Вглядываясь в контуры Volkshalle, он наконец понял, что шеф имел в виду: рядом с этой сияющей громадой даже он, человек, исповедующий подлинные идеалы («Ну да, подлинные», – повторил, будто прислушался к себе), чувствует себя ничтожным. Меньше муравья.
«Зачем я здесь? – Остро, до боли под ребрами, захотелось вернуться обратно. – К нашим». Великое, всеобъемлющее слово, как Земля, но не эта, летящая в безвоздушном пространстве голого технического прогресса, а надежная и прочная – которая стоит на трех советских китах: равенства, братства, счастья.
Так он подумал и сам себе удивился: «Эко меня!»
Наставляя его в дорогу, Геннадий Лукич предупреждал: впервые оказавшись в России, наши люди, подчас даже самые стойкие, теряют почву под ногами. Ненадолго. Потом, как правило, справляются. Но есть и такие, у кого сносит крышу. Он догадался: нем-русское выражение шеф употребил намеренно, чтобы лишний раз подчеркнуть: обыкновенный сумасшедший не виноват, заболеть может каждый.
Но те, у кого сносит крышу, просят политического убежища. Обращаются к российским властям.
Оглядев сияющую громаду, он отвернулся равнодушно, будто повторил ответ, который дал Геннадию Лукичу: «За меня можете не беспокоиться».
Вдоль серых стен подземного перехода, на корточках, притулившись друг к другу, сидели десятки людей: сутулые спины, черные куртки – по большей части азиаты, но взгляд выхватывал и славян. Азиат-носильщик будил жгучую жалость, эти – тревогу и страх. Казалось, от их сплоченной общности исходит густая волна: смертельной усталости и в то же время потаенной враждебности – тяжелой, будто запах давно не мытого человеческого тела. Этот запах его преследовал, пока он не скрылся за стеклянной перегородкой, загораживающей вход в метро.
Три станции по красной ветке. Пересадка. И еще одна по фиолетовой. Доехав до нужной станции, он поднялся наверх. Стараясь не отвлекаться на неоновые буквы: «Совсем электричество не экономят… – свернул в темный переулок. – Телефонная будка. На схеме справа…»

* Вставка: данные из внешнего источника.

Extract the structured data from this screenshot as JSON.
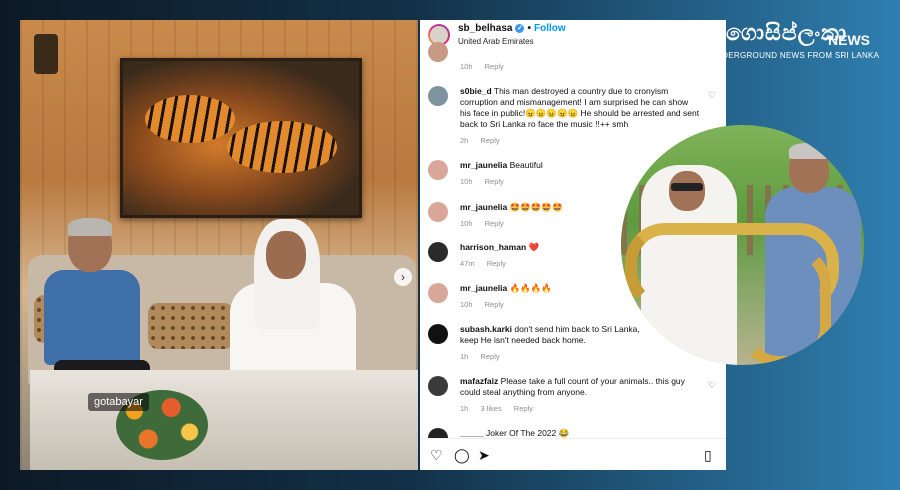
{
  "photo_left": {
    "tag": "gotabayar",
    "next_icon": "chevron-right-icon"
  },
  "instagram": {
    "header": {
      "username": "sb_belhasa",
      "verified_glyph": "✓",
      "separator": "•",
      "follow_label": "Follow",
      "location": "United Arab Emirates"
    },
    "comments": [
      {
        "user": "",
        "text": "",
        "time": "10h",
        "reply": "Reply",
        "likes": ""
      },
      {
        "user": "s0bie_d",
        "text": "This man destroyed a country due to cronyism corruption and mismanagement! I am surprised he can show his face in public!😠😠😠😠😠 He should be arrested and sent back to Sri Lanka ro face the music !!++ smh",
        "time": "2h",
        "reply": "Reply",
        "likes": ""
      },
      {
        "user": "mr_jaunelia",
        "text": "Beautiful",
        "time": "10h",
        "reply": "Reply",
        "likes": ""
      },
      {
        "user": "mr_jaunelia",
        "text": "🤩🤩🤩🤩🤩",
        "time": "10h",
        "reply": "Reply",
        "likes": ""
      },
      {
        "user": "harrison_haman",
        "text": "❤️",
        "time": "47m",
        "reply": "Reply",
        "likes": ""
      },
      {
        "user": "mr_jaunelia",
        "text": "🔥🔥🔥🔥",
        "time": "10h",
        "reply": "Reply",
        "likes": ""
      },
      {
        "user": "subash.karki",
        "text": "don't send him back to Sri Lanka, keep He isn't needed back home.",
        "time": "1h",
        "reply": "Reply",
        "likes": ""
      },
      {
        "user": "mafazfaiz",
        "text": "Please take a full count of your animals.. this guy could steal anything from anyone.",
        "time": "1h",
        "reply": "Reply",
        "likes": "3 likes"
      },
      {
        "user": "_____",
        "text": "Joker Of The 2022 😂",
        "time": "",
        "reply": "",
        "likes": ""
      }
    ],
    "actions": {
      "like_icon": "heart-icon",
      "comment_icon": "comment-icon",
      "share_icon": "send-icon",
      "save_icon": "bookmark-icon",
      "like_glyph": "♡",
      "comment_glyph": "◯",
      "share_glyph": "➤",
      "save_glyph": "▯"
    },
    "comment_like_glyph": "♡"
  },
  "logo": {
    "title": "ගොසිප්ලංකා",
    "news": "NEWS",
    "subtitle": "UNDERGROUND NEWS FROM SRI LANKA"
  },
  "colors": {
    "follow": "#0095f6",
    "background_dark": "#0d1a26",
    "background_light": "#2f7fb0"
  }
}
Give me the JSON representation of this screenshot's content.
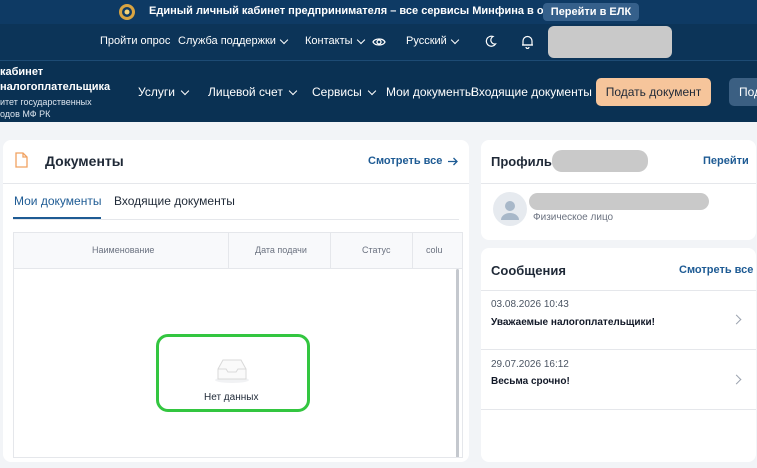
{
  "banner": {
    "text": "Единый личный кабинет предпринимателя – все сервисы Минфина в одном окне",
    "button": "Перейти в ЕЛК"
  },
  "util_nav": {
    "survey": "Пройти опрос",
    "support": "Служба поддержки",
    "contacts": "Контакты",
    "language": "Русский"
  },
  "brand": {
    "line1": "кабинет",
    "line2": "налогоплательщика",
    "line3": "итет государственных",
    "line4": "одов МФ РК"
  },
  "main_nav": {
    "services": "Услуги",
    "account": "Лицевой счет",
    "tools": "Сервисы",
    "my_docs": "Мои документы",
    "incoming_docs": "Входящие документы",
    "submit_button": "Подать документ",
    "cut_button": "Под"
  },
  "documents": {
    "title": "Документы",
    "see_all": "Смотреть все",
    "tabs": [
      "Мои документы",
      "Входящие документы"
    ],
    "columns": [
      "Наименование",
      "Дата подачи",
      "Статус",
      "colu"
    ],
    "empty_text": "Нет данных"
  },
  "profile": {
    "title": "Профиль",
    "go": "Перейти",
    "type": "Физическое лицо"
  },
  "messages": {
    "title": "Сообщения",
    "see_all": "Смотреть все",
    "items": [
      {
        "date": "03.08.2026 10:43",
        "text": "Уважаемые налогоплательщики!"
      },
      {
        "date": "29.07.2026 16:12",
        "text": "Весьма срочно!"
      }
    ]
  },
  "colors": {
    "banner_bg": "#0e3a64",
    "nav_bg": "#0a3153",
    "accent": "#1e5b94",
    "submit_bg": "#f6c59b",
    "highlight": "#33c640"
  }
}
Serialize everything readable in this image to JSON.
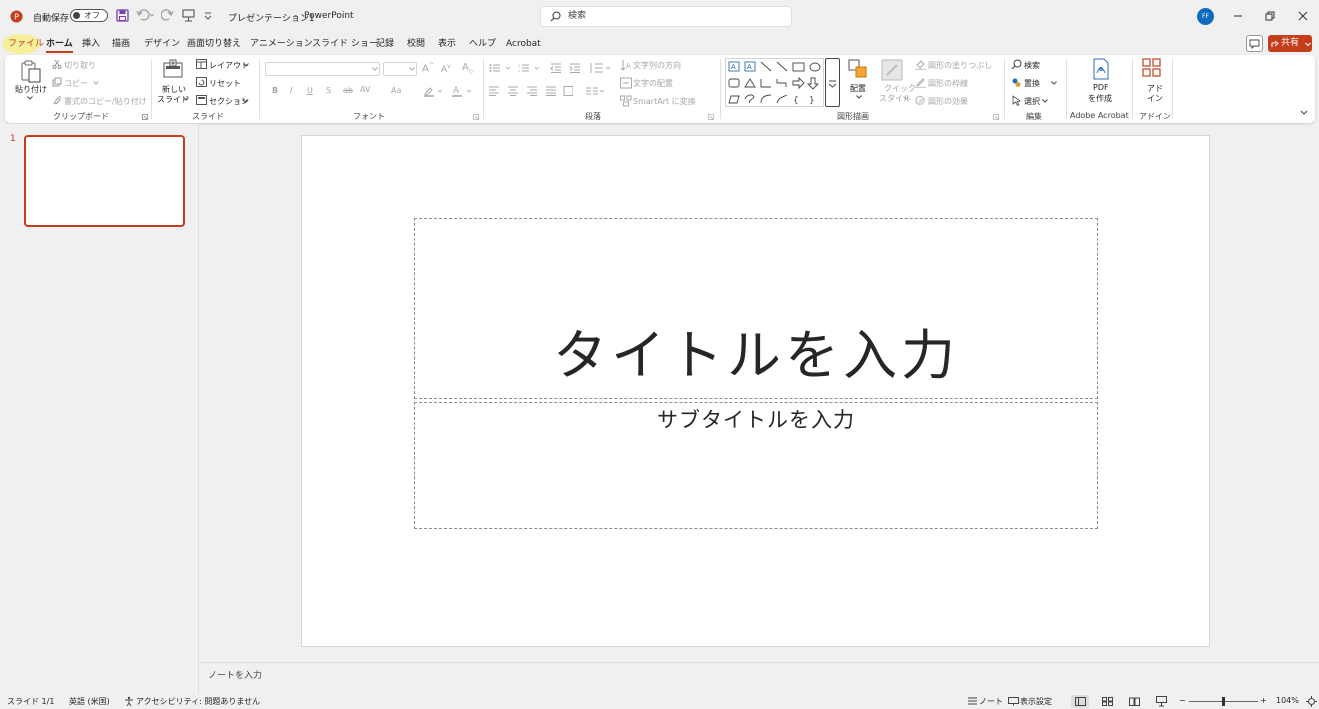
{
  "titlebar": {
    "autosave_label": "自動保存",
    "autosave_state": "オフ",
    "doc_title": "プレゼンテーション1",
    "separator": "-",
    "app_name": "PowerPoint",
    "search_placeholder": "検索",
    "avatar_initials": "FF"
  },
  "tabs": [
    "ファイル",
    "ホーム",
    "挿入",
    "描画",
    "デザイン",
    "画面切り替え",
    "アニメーション",
    "スライド ショー",
    "記録",
    "校閲",
    "表示",
    "ヘルプ",
    "Acrobat"
  ],
  "share_label": "共有",
  "ribbon": {
    "clipboard": {
      "paste": "貼り付け",
      "cut": "切り取り",
      "copy": "コピー",
      "format_painter": "書式のコピー/貼り付け",
      "group": "クリップボード"
    },
    "slides": {
      "new_slide_1": "新しい",
      "new_slide_2": "スライド",
      "layout": "レイアウト",
      "reset": "リセット",
      "section": "セクション",
      "group": "スライド"
    },
    "font": {
      "bold": "B",
      "italic": "I",
      "underline": "U",
      "shadow": "S",
      "strike": "ab",
      "spacing": "AV",
      "case": "Aa",
      "group": "フォント"
    },
    "paragraph": {
      "text_direction": "文字列の方向",
      "align_text": "文字の配置",
      "smartart": "SmartArt に変換",
      "group": "段落"
    },
    "drawing": {
      "arrange": "配置",
      "quick_styles_1": "クイック",
      "quick_styles_2": "スタイル",
      "shape_fill": "図形の塗りつぶし",
      "shape_outline": "図形の枠線",
      "shape_effects": "図形の効果",
      "group": "図形描画"
    },
    "editing": {
      "find": "検索",
      "replace": "置換",
      "select": "選択",
      "group": "編集"
    },
    "acrobat": {
      "pdf_1": "PDF",
      "pdf_2": "を作成",
      "group": "Adobe Acrobat"
    },
    "addins": {
      "label_1": "アド",
      "label_2": "イン",
      "group": "アドイン"
    }
  },
  "thumbnail_number": "1",
  "slide": {
    "title_placeholder": "タイトルを入力",
    "subtitle_placeholder": "サブタイトルを入力"
  },
  "notes_placeholder": "ノートを入力",
  "statusbar": {
    "slide_counter": "スライド 1/1",
    "language": "英語 (米国)",
    "accessibility": "アクセシビリティ: 問題ありません",
    "notes_button": "ノート",
    "display_settings": "表示設定",
    "zoom_minus": "−",
    "zoom_plus": "+",
    "zoom_level": "104%"
  },
  "colors": {
    "accent": "#c43e1c",
    "avatar": "#0f6cbd"
  }
}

Думал, спросят документы, но парень, живущий в соседней, торцевой квартире, вышел на площадку и протянул ему ключи.
– Я до завтра, утром уеду, – хотелось наладить простой человеческий контакт.
– Да мне-то… Хыть до нового года… – парень поддернул обвислые треники. – Запрешь, в почтовый ящик сунь.
– А Красная площадь где?
– Чо-чо?
– Кремль…
– А… – парень поковырял в носу. – По Тверской дуй. Пока не упрешься.
Он потоптался в прихожей: все-таки без пяти минут одиннадцать. «Но когда еще доведется? – пристроил чемодан под вешалку. – Была не была!»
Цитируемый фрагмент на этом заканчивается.